Names Given To Groups of Birds

Based on History and Literature

From The Verb To Bird, Peter Cashwell (Paul Dry Pub. 2003)

A gaggle of geese ( in water)

A charm of finches

A tiding of magpies

A descent of woodpeckers

A mustering of storks

A parliament of owls

A host of sparrows

A siege of herons

An unkindness of ravens

A cast of hawks

An ostentation of peacocks

A murder of crows

A walk of snipe

From An Exaltation of Larks, James Lipton (Penguin pub. 1993)

A party of jays

A gatling of woodpeckers

A murmuration of starlings

(in air)

A clutter of starlings

(on ground)

A mutation of thrushes

A fall of woodcock

A skein of geese (in air)

An exaltation of larks

A shimmer of hummingbirds

A spring of teal ( ducks)

A sorde of mallards

A rafter of turkeys

A descent of woodpeckers

A convocation of eagles

A leash of merlins

Fatbirder's Top 1000 Birding Websites

In late June I took an early morning trip to Nickerson Beach on Long Island with some friends. This is a great place to see nesting terns, oystercatchers, piping plover, skimmers and other species. You need to get there early to escape the morning heat and the hefty entrance fee of $37.00 for non-residents. We arrived at 7:30am and beat the traffic, fee and heat. The nesting areas have warning signs and are cordoned off for people. If you are anywhere near the nesting area, the terns will dive bomb your head. They have been known to draw blood. The oystercatchers are not as agressive and they generally stay in their designated area. This is a great place for photographers. The nestlings are adorable. Bring your long lens.
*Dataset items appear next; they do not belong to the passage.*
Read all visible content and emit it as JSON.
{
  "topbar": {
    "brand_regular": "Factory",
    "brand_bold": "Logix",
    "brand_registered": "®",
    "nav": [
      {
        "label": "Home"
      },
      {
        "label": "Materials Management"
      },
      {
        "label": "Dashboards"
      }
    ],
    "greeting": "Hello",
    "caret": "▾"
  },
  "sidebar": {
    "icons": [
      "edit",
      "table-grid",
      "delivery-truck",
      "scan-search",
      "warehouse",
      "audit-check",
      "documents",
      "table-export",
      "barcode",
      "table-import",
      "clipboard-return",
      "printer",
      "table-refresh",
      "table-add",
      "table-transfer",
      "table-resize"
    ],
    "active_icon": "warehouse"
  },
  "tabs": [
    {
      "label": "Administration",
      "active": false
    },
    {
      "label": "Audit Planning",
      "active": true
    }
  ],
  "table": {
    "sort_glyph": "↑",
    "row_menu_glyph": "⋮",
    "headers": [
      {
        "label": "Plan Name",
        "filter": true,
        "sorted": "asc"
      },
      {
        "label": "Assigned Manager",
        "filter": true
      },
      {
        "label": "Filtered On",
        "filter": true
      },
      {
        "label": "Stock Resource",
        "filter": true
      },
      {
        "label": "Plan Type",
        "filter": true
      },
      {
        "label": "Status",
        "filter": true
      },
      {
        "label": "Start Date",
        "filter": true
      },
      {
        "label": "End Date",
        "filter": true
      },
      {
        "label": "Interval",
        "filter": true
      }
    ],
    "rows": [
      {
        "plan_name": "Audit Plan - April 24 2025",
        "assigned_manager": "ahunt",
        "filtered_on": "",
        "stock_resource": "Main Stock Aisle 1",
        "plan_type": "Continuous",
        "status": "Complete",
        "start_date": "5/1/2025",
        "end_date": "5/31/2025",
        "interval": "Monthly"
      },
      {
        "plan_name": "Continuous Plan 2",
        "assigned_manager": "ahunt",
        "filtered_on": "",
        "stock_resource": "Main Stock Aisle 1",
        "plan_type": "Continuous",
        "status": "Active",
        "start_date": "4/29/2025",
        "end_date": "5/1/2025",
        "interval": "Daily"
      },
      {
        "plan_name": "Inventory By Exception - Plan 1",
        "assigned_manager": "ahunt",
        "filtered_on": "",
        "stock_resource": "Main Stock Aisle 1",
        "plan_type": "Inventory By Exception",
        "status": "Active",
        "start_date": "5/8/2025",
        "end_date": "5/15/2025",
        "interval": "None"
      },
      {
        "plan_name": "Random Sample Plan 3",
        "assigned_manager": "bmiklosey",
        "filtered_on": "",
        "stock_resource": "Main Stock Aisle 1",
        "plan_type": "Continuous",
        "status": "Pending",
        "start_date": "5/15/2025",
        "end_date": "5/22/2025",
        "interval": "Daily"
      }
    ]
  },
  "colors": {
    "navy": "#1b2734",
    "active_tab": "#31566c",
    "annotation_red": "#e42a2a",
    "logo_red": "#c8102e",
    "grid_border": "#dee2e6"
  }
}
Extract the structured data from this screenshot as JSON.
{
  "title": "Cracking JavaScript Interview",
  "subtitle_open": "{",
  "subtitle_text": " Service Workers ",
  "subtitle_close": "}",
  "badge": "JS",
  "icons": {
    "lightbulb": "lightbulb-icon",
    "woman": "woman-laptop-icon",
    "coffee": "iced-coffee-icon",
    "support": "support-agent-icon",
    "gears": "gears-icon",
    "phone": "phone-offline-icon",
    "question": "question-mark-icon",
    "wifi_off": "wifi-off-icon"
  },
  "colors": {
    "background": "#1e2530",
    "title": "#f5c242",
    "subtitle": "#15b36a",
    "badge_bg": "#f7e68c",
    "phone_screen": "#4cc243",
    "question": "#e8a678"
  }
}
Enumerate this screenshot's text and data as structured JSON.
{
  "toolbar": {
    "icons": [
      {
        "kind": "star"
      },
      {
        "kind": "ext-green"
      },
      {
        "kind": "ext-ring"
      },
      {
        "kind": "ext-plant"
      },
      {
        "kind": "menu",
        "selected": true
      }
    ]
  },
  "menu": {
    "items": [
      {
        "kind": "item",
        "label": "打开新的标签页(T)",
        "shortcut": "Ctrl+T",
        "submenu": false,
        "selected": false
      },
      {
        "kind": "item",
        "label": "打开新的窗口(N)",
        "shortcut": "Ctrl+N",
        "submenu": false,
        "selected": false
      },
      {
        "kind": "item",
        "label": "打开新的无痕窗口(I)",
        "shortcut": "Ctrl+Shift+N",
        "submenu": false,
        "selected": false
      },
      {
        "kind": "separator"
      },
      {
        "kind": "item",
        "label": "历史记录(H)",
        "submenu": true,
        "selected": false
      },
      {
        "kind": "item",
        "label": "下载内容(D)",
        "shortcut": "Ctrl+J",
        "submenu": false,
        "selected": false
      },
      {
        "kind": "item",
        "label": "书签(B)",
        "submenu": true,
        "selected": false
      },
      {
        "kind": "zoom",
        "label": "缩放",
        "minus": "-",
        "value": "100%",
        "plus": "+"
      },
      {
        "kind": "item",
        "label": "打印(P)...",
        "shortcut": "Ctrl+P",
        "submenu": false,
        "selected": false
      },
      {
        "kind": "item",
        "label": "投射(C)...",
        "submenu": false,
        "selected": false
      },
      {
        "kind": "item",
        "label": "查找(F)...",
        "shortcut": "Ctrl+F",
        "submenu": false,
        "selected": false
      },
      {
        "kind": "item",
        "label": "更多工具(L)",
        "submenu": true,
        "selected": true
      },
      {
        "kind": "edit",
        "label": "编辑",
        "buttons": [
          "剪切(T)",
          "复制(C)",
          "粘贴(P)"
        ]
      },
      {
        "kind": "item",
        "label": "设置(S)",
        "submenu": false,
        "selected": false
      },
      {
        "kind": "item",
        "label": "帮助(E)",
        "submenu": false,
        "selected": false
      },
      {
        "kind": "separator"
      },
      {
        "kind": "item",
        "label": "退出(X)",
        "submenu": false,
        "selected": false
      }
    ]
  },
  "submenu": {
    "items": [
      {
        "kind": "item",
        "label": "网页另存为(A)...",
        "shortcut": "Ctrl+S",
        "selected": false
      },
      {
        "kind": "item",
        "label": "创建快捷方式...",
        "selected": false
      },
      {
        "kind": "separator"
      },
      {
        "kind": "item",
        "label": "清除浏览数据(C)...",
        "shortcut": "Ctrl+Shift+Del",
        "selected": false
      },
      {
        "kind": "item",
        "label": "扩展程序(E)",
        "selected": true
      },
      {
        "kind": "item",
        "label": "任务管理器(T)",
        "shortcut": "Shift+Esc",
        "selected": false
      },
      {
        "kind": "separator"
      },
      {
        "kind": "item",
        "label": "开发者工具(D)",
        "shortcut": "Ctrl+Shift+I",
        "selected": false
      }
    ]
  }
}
There are several Wild Turkeys are near the carraige house at the Bartow-Pell mansion Museum off Shore Road. A lot of maintenance has been done to this area and it is now quite manicured and pretty. That really doesn't work well for birds that used to nest in some of the foliage around the area. If you take the trail that leads to the shoreline, you can usually see some song birds in the woods on your left. There are almost always waders and shore birds to the right. Beware of ticks!